Lists of books are tricky, subjective things. The perennial lists of what is ‘good’ – best books, top books, favourite books – almost seem confined to the same library, a combination of GCSE and A-level set texts (Wuthering Heights, Jane Eyre), other books which are perceived to be ‘good’, a smattering of reasonably modern works then, of course, The Lord of the Rings and, latterly, the septiform Harry Potter beast. Nothing too experimental or self-consciously difficult, and most of them read before we reach majority: my reasonable acquaintance with the Western Canon is entirely down to my approximation of a modern classical education by some enlightened teachers.

Yet I always count how many of them I have read, expecting a respectable number, but generally managing less than half. For example, of the BBC’s 2003 ‘Top 100 books’, I have managed thirty. Of the 1001 Books to Read Before You Die, less than a hundred. (Though am pleased, if a little surprised, to note the prominence of South African writing on that list).

Of course, I have tried to be scrupulously honest, to tick off only books that I have read all the way through, in its original form. I don’t think my Black Beauty picture book counts. But if I count, along with the books that I have read, the books I feel I have read, the number looks infinitely better (especially if you also count the books I own). Like Clive James, I never quite got round to reading Middlemarch, though I did manage an essay of passably scholarliness for a first-year undergraduate, and there are many others. I’ve at least heard of most of them, even if they inhabit some dim literary hinterland where it’s a little too dark to tell if it’s Flann O’Brien or Flannery O’Connor.

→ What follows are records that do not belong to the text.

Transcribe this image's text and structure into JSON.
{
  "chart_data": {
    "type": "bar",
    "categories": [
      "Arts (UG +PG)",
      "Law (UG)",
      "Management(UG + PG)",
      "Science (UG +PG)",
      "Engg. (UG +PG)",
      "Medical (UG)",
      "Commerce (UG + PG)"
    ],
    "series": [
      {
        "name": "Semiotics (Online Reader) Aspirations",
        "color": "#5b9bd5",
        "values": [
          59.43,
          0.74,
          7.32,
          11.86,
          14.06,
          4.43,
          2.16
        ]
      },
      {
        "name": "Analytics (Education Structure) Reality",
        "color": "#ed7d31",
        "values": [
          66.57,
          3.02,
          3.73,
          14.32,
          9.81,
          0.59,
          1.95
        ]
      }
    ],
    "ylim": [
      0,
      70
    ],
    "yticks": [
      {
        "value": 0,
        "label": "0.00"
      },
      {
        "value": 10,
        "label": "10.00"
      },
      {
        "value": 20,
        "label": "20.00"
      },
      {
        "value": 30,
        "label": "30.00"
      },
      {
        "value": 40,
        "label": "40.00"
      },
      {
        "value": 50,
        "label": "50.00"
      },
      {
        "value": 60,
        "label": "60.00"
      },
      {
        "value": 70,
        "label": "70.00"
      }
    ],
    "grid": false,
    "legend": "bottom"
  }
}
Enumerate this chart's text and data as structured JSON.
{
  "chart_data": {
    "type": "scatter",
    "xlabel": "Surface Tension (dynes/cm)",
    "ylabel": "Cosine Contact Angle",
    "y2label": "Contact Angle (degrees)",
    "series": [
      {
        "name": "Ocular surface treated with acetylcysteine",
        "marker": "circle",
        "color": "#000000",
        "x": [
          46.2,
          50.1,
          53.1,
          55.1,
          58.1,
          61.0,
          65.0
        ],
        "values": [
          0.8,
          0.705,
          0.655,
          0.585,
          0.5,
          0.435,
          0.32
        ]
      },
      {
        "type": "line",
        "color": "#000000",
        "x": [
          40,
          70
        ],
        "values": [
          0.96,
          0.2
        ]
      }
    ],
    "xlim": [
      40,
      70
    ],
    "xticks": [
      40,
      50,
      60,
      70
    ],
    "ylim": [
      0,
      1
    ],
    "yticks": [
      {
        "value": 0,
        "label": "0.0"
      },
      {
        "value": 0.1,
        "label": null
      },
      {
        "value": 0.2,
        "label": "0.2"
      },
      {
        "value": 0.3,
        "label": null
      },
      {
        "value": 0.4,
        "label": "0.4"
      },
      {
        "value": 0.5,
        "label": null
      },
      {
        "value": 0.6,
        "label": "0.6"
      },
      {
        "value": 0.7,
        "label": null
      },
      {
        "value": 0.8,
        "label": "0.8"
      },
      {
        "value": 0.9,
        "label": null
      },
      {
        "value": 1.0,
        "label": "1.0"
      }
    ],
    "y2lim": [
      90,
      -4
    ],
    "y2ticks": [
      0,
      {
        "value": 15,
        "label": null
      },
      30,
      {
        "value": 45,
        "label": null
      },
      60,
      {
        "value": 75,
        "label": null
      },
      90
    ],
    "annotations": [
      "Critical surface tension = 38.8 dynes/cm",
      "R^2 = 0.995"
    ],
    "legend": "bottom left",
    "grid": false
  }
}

But are lists good things anyway? Limited at best, prescriptive at worst, I prefer my free-range habits, my reading ratio of one ‘proper’ book to be savoured and considered to one ‘junk food’ to be gulped down and galloped through. Books lead on to each other, an organic process rather than moving down a list: I read Gillian Slovo’s Every Secret Thing: My Family, My Country, then immediately ordered 117 Days by Ruth First from amazon, something I had meant to do ages ago, when I read The Jail Diary of Albie Sachs.

I suspect it’s the lists that I like, not the instructions they contain.

15 July 2008

But why?

Here we are in cyberspace. Again. I've decided to stop beating about the bush and acknowledge that I want to write about rowing. Amongst other things.